Published : 11 Jan 2024, 00:16

Updated : 11 Jan 2024, 00:20

  DF News Desk
Swedish Prime Minister Ulf Kristersson (L) and Turkish President Recep Tayyip Erdogan held a joint news conference in Ankara, Turkey on Tuesday, Nov. 8, 2022. File Photo: Xinhua by Mustafa Kaya.

Sweden has fulfilled an important part of demands by Türkiye for the Nordic country's NATO bid, Turkish parliament speaker Numan Kurtulmus said Wednesday, reported Xinhua.

"We see that Sweden also fulfills a significant part of its responsibilities," Kurtulmus told reporters.

"If we are to act jointly within an alliance, Türkiye has extremely legitimate expectations," he said, noting that Türkiye expected relevant countries to end "any kind of support" to terrorist groups and ban what it called anti-Turkish activities on their lands.

Sweden should act carefully and meticulously against Islamophobia in Europe, he noted, adding Ankara is not against NATO's expansion.

The Turkish parliament's foreign affairs committee approved Sweden's NATO bid following deliberation in December last year, a first step necessary for putting it to a full parliament vote.
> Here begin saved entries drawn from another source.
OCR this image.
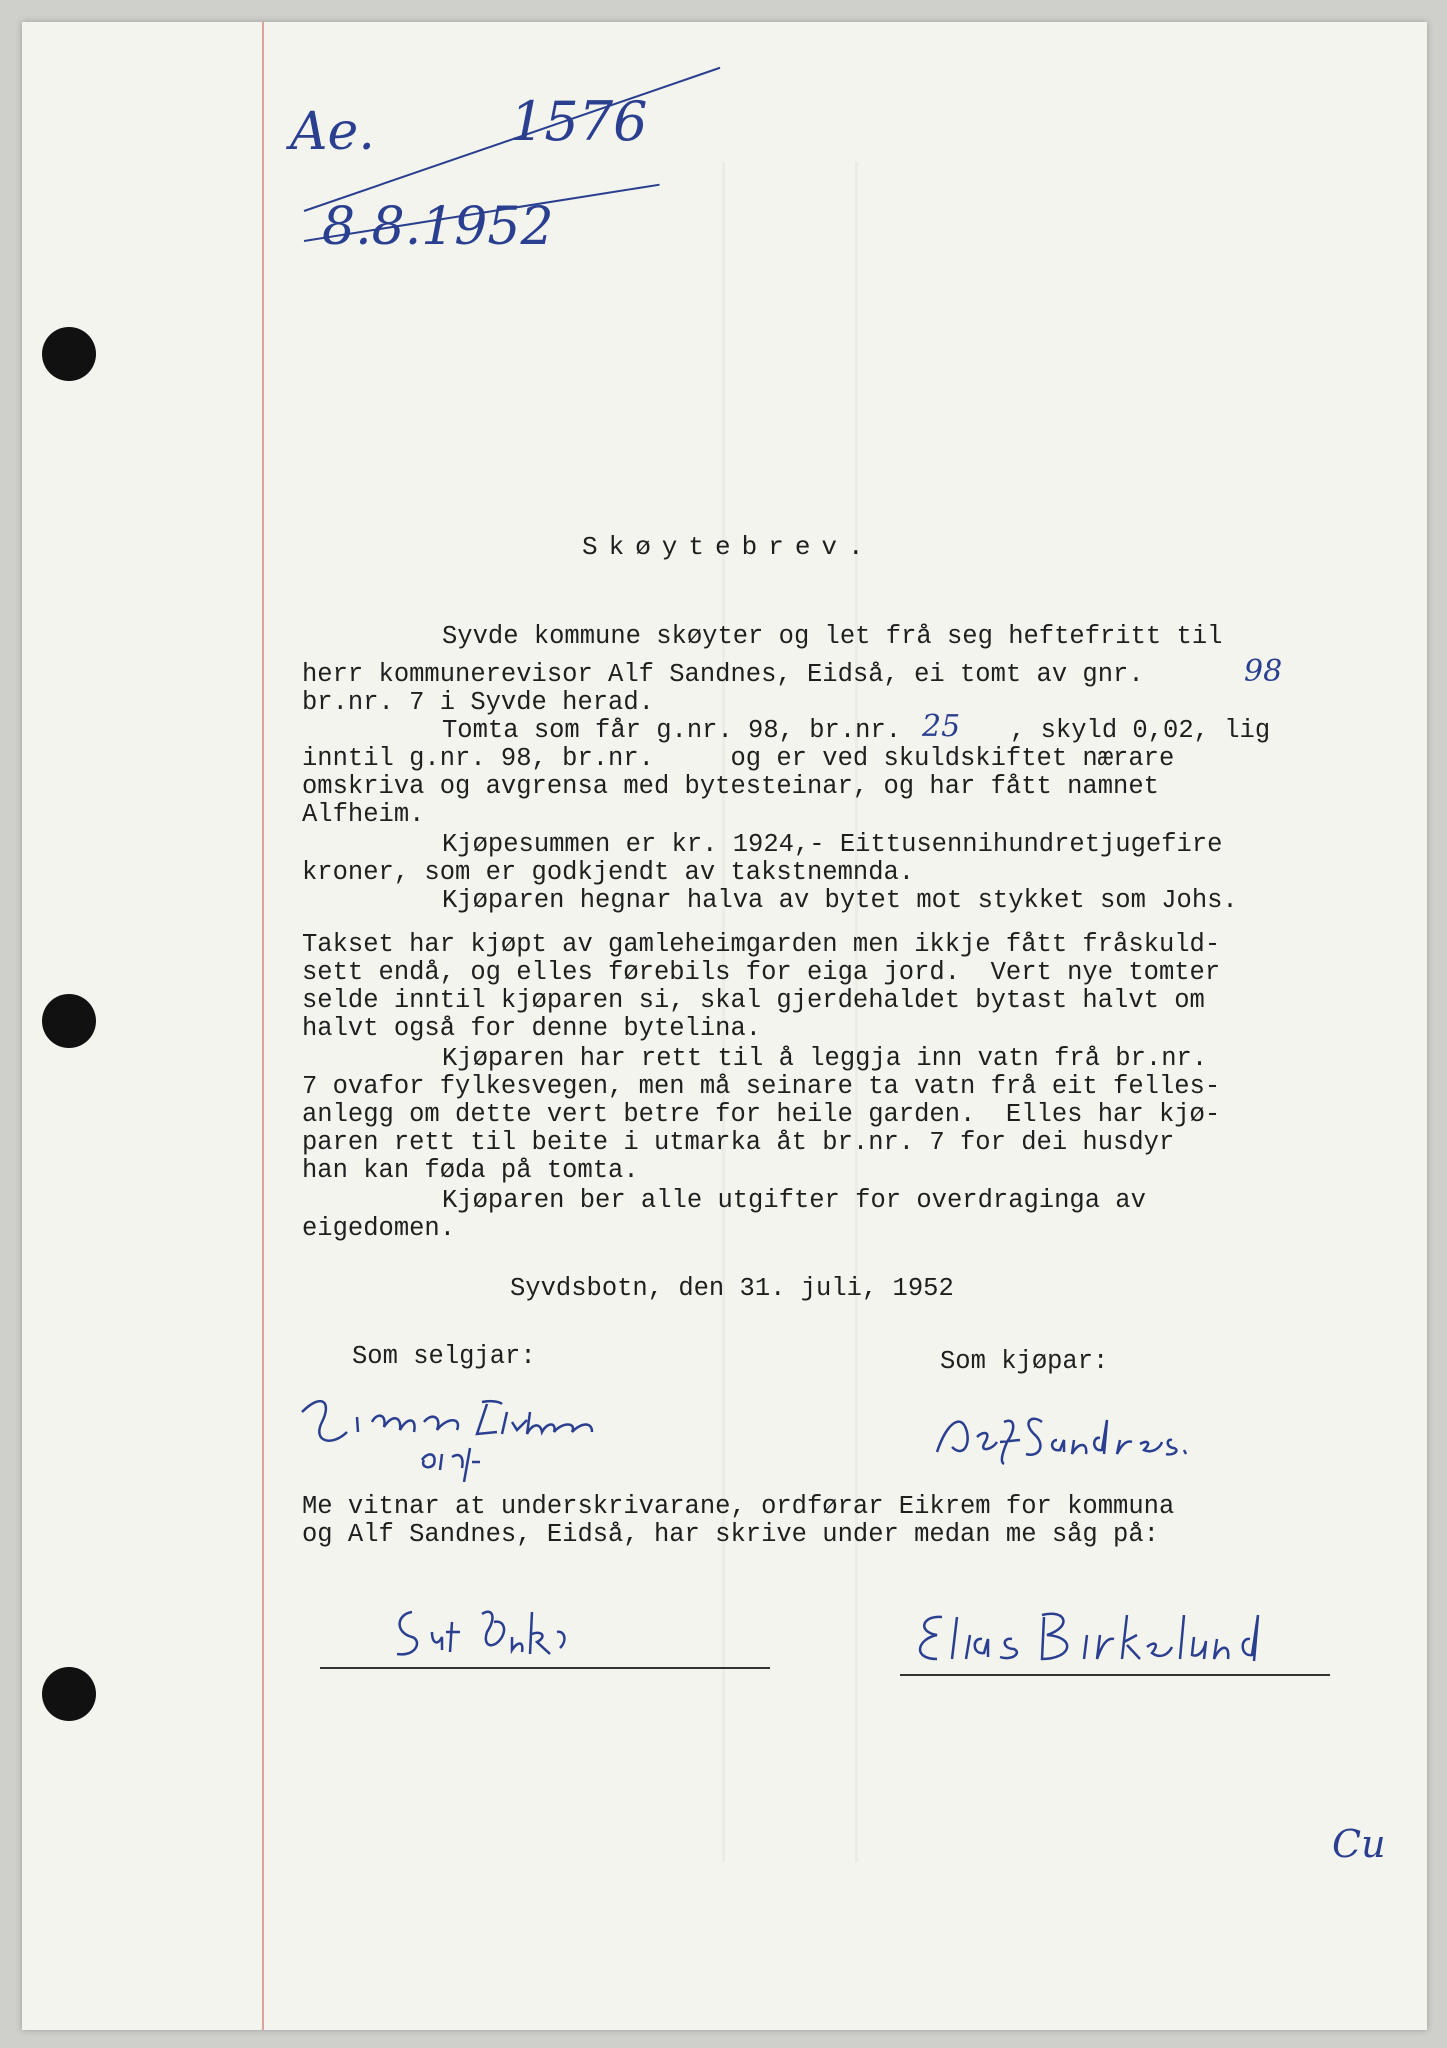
Ae.	1576
8.8.1952
Skøytebrev.
Syvde kommune skøyter og let frå seg heftefritt til
herr kommunerevisor Alf Sandnes, Eidså, ei tomt av gnr.	98
br.nr. 7 i Syvde herad.
Tomta som får g.nr. 98, br.nr. 25 , skyld 0,02, lig
inntil g.nr. 98, br.nr.     og er ved skuldskiftet nærare
omskriva og avgrensa med bytesteinar, og har fått namnet
Alfheim.
Kjøpesummen er kr. 1924,- Eittusennihundretjugefire
kroner, som er godkjendt av takstnemnda.
Kjøparen hegnar halva av bytet mot stykket som Johs.
Takset har kjøpt av gamleheimgarden men ikkje fått fråskuld-
sett endå, og elles førebils for eiga jord.  Vert nye tomter
selde inntil kjøparen si, skal gjerdehaldet bytast halvt om
halvt også for denne bytelina.
Kjøparen har rett til å leggja inn vatn frå br.nr.
7 ovafor fylkesvegen, men må seinare ta vatn frå eit felles-
anlegg om dette vert betre for heile garden.  Elles har kjø-
paren rett til beite i utmarka åt br.nr. 7 for dei husdyr
han kan føda på tomta.
Kjøparen ber alle utgifter for overdraginga av
eigedomen.
Syvdsbotn, den 31. juli, 1952
Som selgjar:	Som kjøpar:
Me vitnar at underskrivarane, ordførar Eikrem for kommuna
og Alf Sandnes, Eidså, har skrive under medan me såg på:
Cu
Kurtulmus said that it was is up to the general assembly of the parliament to decide the timing of the vote after it returns from recess on Jan. 16.

A full parliamentary approval is needed before the protocol can be signed into law by Turkish President Recep Tayyip Erdogan.

Türkiye approved Finland's NATO bid in March last year but has slow-walked Sweden's accession, demanding the Nordic country further address Ankara's security concerns.

Türkiye is under pressure from the United States to approve Sweden's accession to NATO, but Ankara has been holding up its ratification to press Washington to allow the sale of F-16 fighter jets.